Calcified Leg Ulcers in Older Patients: Clinical Description, Morphology, and Chemical Characterization

SLR - October 2022 - Jaclyn D. Wessinger, DPM

Reference:
Hester Colboc, MD, Juliette Fontaine, MD, Dominique Bazin, PhD, Vincent Frochot, PhD, Emmanuel Letavernier, PhD, Michel Daudon, PhD, Naomi Laporte, Stéphan Rouzière, PhD, Michael Reby, MD, Agnes Galezowski, MD, Christine Forasassi, MD, Sylvie Meaume, MD, Calcified Leg Ulcers in Older Patients: Clinical Description, Morphology, and Chemical Characterization, The Journals of Gerontology: Series A, Volume 77, Issue 1, January 2022, Pages 27–32, https://doi.org/10.1093/gerona/glab223

Level of Evidence: Level III

Scientific Literature Review:
Jaclyn D. Wessinger, DPM

Residency Program: 
Geisinger Community Medical Center, Scranton PA

Podiatric Relevance:
Dystrophic calcifications (DC) perpetuate inflammatory reactions and prolong chronicity of ulcerations. DC is associated with a host of diseases although its pathogenesis is not well-fathomed. The current goal was to evaluate pathogenesis of calcified leg ulcerations including physicochemical composition. There is no standard treatment algorithm for DC. Calcium-channel blockers, minocycline, bisphosphates, topical sodium thiosulfate, and surgical debridement have been described with capricious results. Calcifications often extend beyond the borders of the ulceration making complete debridement impracticable. DC furthermore perpetuates resistance to compression in venous insufficiency. This conundrum leaves few options for patients with DC.

Methods:
A prospective study was completed at Rothschild Hospital in Paris from January 2018 to December 2019. Patients were screened for DC by palpation.
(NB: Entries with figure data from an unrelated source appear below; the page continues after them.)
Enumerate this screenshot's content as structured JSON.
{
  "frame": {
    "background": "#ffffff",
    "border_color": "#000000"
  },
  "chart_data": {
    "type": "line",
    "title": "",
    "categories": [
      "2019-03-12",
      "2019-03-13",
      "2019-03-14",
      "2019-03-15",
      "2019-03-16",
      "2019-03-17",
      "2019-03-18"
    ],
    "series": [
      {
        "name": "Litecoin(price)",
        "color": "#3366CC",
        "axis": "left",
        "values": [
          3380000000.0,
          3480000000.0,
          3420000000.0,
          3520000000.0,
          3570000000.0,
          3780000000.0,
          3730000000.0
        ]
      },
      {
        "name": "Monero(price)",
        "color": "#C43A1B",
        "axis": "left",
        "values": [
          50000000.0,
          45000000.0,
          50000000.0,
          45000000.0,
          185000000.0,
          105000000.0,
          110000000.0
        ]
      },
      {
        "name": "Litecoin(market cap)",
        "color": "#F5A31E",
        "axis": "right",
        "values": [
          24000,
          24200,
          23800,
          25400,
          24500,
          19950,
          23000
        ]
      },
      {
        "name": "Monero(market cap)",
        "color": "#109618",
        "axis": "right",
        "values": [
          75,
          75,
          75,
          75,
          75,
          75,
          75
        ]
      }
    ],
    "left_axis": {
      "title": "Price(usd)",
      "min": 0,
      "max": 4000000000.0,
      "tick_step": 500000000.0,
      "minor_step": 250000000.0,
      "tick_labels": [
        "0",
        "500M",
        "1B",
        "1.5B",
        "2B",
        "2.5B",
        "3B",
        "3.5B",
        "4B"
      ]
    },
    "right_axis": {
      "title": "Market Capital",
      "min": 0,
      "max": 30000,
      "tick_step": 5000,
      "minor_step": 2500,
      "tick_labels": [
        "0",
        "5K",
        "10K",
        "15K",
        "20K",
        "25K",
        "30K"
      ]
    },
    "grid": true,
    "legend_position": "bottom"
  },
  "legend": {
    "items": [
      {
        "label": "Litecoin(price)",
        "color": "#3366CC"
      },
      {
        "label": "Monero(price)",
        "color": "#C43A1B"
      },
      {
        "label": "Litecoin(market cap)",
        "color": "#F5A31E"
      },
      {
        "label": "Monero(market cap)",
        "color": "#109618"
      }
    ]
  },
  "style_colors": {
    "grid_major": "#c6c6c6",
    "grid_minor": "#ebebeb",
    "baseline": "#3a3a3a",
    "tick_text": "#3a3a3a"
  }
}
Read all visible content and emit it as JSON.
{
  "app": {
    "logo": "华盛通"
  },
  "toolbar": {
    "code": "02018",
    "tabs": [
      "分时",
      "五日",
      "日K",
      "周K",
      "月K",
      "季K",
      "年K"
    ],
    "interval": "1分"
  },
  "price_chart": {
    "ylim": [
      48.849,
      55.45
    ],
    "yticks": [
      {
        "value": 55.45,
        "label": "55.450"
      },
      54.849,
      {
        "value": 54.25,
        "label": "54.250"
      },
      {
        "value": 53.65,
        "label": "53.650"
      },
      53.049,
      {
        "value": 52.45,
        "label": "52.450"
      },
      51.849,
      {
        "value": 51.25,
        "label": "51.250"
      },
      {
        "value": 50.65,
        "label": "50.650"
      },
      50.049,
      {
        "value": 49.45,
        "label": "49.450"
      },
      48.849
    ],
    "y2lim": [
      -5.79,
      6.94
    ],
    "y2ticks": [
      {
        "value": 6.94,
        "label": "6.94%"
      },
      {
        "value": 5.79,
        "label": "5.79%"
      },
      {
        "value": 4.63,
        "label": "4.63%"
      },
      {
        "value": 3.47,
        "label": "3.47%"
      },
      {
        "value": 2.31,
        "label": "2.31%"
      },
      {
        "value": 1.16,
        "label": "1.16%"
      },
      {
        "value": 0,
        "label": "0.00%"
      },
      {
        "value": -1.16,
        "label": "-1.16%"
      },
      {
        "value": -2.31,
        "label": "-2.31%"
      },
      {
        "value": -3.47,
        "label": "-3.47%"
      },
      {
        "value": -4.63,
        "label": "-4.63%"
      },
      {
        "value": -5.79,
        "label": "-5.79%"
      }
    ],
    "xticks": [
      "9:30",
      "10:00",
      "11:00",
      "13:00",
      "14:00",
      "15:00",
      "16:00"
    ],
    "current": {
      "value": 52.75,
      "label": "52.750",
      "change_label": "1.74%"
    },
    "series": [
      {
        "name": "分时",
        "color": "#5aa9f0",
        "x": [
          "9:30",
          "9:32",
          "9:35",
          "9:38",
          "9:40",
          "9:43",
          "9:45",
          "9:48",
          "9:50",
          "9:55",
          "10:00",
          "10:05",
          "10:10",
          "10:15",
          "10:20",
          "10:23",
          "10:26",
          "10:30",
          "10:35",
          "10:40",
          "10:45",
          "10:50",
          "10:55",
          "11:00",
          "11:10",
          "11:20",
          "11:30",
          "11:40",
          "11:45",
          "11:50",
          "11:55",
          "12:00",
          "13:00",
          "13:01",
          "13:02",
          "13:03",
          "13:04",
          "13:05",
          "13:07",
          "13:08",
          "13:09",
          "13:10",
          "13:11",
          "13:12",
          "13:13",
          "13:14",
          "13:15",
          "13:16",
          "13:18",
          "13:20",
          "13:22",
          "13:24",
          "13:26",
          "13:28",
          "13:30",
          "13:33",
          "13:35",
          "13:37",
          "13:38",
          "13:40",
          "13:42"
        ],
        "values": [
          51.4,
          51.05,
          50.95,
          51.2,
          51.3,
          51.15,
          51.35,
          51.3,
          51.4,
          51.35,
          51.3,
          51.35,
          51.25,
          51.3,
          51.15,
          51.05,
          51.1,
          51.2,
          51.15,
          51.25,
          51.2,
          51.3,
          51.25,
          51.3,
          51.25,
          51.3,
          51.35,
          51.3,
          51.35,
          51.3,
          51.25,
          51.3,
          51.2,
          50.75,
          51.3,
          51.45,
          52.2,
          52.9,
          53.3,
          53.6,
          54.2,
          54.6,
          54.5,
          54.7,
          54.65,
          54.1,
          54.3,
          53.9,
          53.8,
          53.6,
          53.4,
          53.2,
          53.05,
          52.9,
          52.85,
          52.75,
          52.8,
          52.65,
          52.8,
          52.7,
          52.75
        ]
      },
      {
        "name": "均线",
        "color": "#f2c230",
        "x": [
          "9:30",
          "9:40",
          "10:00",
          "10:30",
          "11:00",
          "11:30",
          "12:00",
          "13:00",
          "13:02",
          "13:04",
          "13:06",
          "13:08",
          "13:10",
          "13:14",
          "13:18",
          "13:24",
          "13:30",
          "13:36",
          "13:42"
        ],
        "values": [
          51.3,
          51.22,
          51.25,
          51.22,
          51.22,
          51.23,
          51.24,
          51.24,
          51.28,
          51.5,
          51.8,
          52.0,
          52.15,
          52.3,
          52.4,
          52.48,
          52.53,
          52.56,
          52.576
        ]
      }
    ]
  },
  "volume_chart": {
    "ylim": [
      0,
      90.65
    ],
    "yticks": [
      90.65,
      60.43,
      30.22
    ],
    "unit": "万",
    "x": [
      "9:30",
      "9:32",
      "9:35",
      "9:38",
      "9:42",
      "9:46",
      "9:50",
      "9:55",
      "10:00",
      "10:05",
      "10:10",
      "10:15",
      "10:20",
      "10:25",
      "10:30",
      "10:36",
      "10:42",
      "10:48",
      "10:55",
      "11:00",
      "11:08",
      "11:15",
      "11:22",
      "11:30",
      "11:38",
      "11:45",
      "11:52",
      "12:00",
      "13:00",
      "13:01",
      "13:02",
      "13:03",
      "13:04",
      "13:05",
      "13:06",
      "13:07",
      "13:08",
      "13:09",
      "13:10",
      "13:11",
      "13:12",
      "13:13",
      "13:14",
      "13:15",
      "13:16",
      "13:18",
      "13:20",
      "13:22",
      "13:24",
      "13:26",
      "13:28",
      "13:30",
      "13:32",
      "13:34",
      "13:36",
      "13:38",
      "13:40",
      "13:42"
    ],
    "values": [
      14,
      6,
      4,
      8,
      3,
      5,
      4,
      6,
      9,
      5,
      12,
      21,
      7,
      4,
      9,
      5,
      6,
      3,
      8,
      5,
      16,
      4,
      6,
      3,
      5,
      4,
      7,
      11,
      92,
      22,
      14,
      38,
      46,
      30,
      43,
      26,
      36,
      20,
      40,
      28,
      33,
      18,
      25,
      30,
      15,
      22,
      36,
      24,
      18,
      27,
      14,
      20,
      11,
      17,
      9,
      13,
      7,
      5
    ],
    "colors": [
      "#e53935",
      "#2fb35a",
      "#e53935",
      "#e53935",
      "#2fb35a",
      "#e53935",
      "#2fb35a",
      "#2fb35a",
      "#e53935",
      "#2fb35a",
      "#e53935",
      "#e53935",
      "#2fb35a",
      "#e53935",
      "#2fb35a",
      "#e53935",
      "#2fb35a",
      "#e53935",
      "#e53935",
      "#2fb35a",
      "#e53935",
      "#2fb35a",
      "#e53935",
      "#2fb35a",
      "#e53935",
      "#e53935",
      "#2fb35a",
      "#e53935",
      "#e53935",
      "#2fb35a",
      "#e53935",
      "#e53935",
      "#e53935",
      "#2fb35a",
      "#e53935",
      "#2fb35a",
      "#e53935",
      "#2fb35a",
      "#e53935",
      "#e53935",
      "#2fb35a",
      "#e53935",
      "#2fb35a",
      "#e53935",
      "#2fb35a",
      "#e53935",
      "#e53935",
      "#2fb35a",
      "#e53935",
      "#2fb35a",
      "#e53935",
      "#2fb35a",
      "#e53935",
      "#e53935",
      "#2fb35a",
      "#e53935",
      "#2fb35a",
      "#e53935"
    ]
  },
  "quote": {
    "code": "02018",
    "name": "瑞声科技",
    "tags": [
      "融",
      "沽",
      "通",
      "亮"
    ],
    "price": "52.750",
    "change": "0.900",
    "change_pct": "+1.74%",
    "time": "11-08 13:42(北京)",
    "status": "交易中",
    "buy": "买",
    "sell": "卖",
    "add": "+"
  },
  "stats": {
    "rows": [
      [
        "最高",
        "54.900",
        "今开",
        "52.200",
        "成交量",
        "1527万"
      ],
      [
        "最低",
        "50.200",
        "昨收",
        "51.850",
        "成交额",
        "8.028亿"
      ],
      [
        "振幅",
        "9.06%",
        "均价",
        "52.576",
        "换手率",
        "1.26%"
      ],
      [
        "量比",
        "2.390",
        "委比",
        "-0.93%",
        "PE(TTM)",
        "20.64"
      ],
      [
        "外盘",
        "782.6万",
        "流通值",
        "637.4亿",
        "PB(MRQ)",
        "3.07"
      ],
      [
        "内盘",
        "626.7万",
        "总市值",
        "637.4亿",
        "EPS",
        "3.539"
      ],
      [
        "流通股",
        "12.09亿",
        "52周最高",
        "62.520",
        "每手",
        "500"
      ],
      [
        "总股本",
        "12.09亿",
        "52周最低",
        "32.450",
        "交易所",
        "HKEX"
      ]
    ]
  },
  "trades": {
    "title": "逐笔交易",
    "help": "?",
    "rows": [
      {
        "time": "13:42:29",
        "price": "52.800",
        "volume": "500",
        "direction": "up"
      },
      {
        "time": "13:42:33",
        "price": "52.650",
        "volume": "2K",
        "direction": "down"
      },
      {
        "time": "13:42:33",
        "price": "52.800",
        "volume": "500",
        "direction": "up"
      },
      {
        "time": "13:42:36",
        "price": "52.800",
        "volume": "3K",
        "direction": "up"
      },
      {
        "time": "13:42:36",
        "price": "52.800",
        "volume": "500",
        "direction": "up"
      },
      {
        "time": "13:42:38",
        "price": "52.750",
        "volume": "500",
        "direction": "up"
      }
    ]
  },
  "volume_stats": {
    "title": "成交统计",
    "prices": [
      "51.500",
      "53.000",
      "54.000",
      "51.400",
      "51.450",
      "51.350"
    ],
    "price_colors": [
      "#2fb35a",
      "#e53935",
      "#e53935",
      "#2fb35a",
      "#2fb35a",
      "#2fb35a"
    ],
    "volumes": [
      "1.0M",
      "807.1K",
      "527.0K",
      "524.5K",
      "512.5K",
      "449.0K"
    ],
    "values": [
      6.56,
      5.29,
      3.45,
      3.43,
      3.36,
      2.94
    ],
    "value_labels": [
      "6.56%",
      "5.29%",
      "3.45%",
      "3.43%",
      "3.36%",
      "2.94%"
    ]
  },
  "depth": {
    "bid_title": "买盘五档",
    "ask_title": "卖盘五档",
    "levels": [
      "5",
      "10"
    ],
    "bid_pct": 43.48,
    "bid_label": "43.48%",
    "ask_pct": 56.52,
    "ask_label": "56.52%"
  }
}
Biological variables included: arteriopathy defined by ABI < 0.90; malnutrition defined by BMI < 21 kg/m2 and/or serum albumin < 35 g/L; chronic kidney disease defined by GFR < 60 mL/min; hypercalcemia defined by serum calcium > 2.6 mmol/L. Patients were clinically screened for P. aeruginosa colonization noting greenish hue to wounds. Physicochemical analysis was performed via µFourier Transform Infra-Red (FT-IR) spectroscopy, Field Emission Electron Microscopy (FE-SEM), and X-ray Fluorescence (XRF). 

Results:
Patients (n=143) were treated from January 2018 to December 2019 with ten (7%) exhibiting DC. Patients with DC were likely to have venous insufficiency (p = .015), hypercalcemia (p = .041), P aeruginosa (p = .026) exhibit longer healing (p = .0072) and be nondiabetic females. Subcutaneous calcifications associated with vascular calcifications were found on x-ray in four cases. 
Five DC were extracted for physicochemical analysis. FE-SEM showed lacunar spheres in two cases, compatible with bacterial imprints. In FT-IR, all DC were composed of apatite and calcium phosphate. Out of 5 DC, calcium and phosphor minerals were identified with zinc and strontium.

Conclusions: 
Prevalence of DC was 7%, mostly affecting women with venous insufficiency, colonization by P aeruginosa and exhibition of hypercalcemia. Calcifications were found to be composed of apatite and zinc, two with associated bacterial imprints. 
Limitations of this study include small DC sample size. Evaluation of DC is limited secondary to the rarity of the phenomena; not all chronic venous wounds exhibit calcifications. Secondarily, palpation was utilized to diagnose DC; x-ray was not performed on each patient and prevalence of DC may have been understated. Tertiarily, authors evaluated for P. aeruginosa clinically and did not quantify existence of the bacteria. Variations in evaluator perception may have perpetuated inconsistent results. Interestingly, those patients thought to be colonized with P. aeruginosa did display bacterial imprints on FE-SEM. 
It may be concluded that early management of venous insufficiency is key to DC prevention. Antimicrobial intervention may be useful with use of debridements ultimately reducing bioburden. Importance of x-ray imaging in chronic wounds cannot be understated even if imaging does not appear to be indicated. Finally, conversations with general practitioners may become standard practice for the podiatric physician in prescribing calcium-solubilizing drugs. While complete surgical debridement may not be feasible, early medical management may preclude progression of these intricate ulcerations.